Have you ever wondered what would happen, if all of the geniuses,
the artists, the scientists, the smartest, most creative people in the
world decided to actually change it? Where. where could they even
do such a thing? They’d need a place free from politics and bureaucracy,
distractions, greed–a secret place where they could build whatever they
were crazy enough to imagine. (Hugo in Tomorrowland)

Tomorrowland is a highly entertaining movie. I caught myself laughing out loud several times. There’s plenty of humorous interaction among the characters and what’s not to like about a spaceship launching from the Eiffel Tower or a house will all of the gadgetry that Frank Walker’s (George Clooney’s character) has?
That said, the premise of the movie is fundamentally flawed. I’m not speaking to the science or plot holes—I’m talking from a spiritual point of view. Early on in the film, we’re introduced to the idea that inside every person there are two wolves fighting—one wolf is darkness and despair, while the other is hope and light. The wolf that wins is whichever one we choose to feed. It’s a more current take of the glass half-empty/half full analogy and it makes an important point concerning the importance of our attitude and outlook.
But that can be taken too far.
When it’s extrapolated to the degree that the ultimate solution to man’s problems is man (i.e., his technology, his optimism, and his refusal to give up) apart from God, then it becomes just another Babel. It is the kind of thinking that hardly bears critiquing for anyone with a sense of history.
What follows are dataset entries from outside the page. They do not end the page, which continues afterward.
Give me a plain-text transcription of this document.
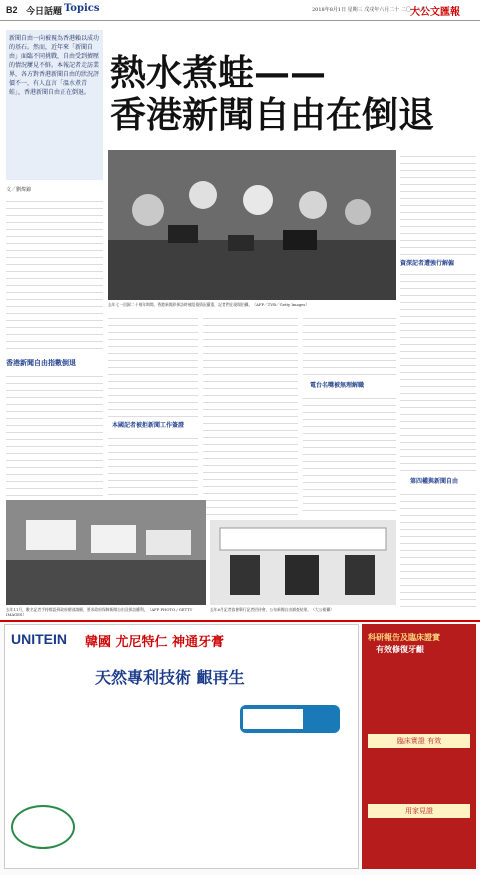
B2 今日話題 Topics	2018年8月1日 星期三 戊戌年六月二十 二〇一八年
大公文匯報
新聞自由一向被視為香港賴以成功的基石。然而，近年來「新聞自由」面臨不同挑戰，自由受到擠壓的情況屢見不鮮。本報記者走訪業界，各方對香港新聞自由的狀況評價不一，有人直言「溫水煮青蛙」，香港新聞自由正在倒退。 熱水煮蛙——
香港新聞自由在倒退
文／劉煒錦
香港新聞自由指數倒退
去年七一回歸二十週年期間，香港新聞界採訪時被阻撓情況嚴重，記者們在現場拍攝。（AFP／TVB／Getty Images）
資深記者遭強行解僱
第四權與新聞自由
本國記者被拒新聞工作簽證
電台名嘴被無理解職
去年11月，數名記者手持標語到政府總部請願，要求政府保障新聞自由及採訪權利。（AFP PHOTO / GETTY IMAGES）
去年6月記者協會舉行記者招待會，公布新聞自由調查結果。（大公報攝）
UNITEIN 韓國 尤尼特仁 神通牙膏
天然專利技術 齦再生
科研報告及臨床證實
有效修復牙齦
臨床實證 有效
用家見證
In the years leading up to the twentieth century (the time in the movie when Edison, Telsa, Verne and Eiffel began their secret society to accomplish the saving of the world), there existed a tremendous optimism as a result of significant medical, technological and industrial advances. Many believed man was on the brink of utopia. What happened to dash this optimism? Something the movie doesn’t mention: World War I.
Therefore, Hugo’s suggestion of isolating “the geniuses, the artists, the scientists, the smartest, most creative people in the world” from governments and other restricting influences was already asked and answered in the years following the four men they celebrate as paving the way to a better world.
But it’s also answered in every generation. The same science that delivers to us the wonder of space exploration, medical advancement, and communication technology is also employed to abort the unborn, produce illegal drugs and pollute the planet. Of course, it is not science that is the problem—it’s the people misusing science. Specifically it’s the problem of sin. All of this is made clear in Genesis 1-11: the answer to our problems is not in us! Human beings are responsible for child pornography, human trafficking, terrorism and everything else that crushes and enslaves the human spirit. There is a solution but it demands that we first deny ourselves before we can be free to embrace it.
That really shouldn’t be too difficult to do.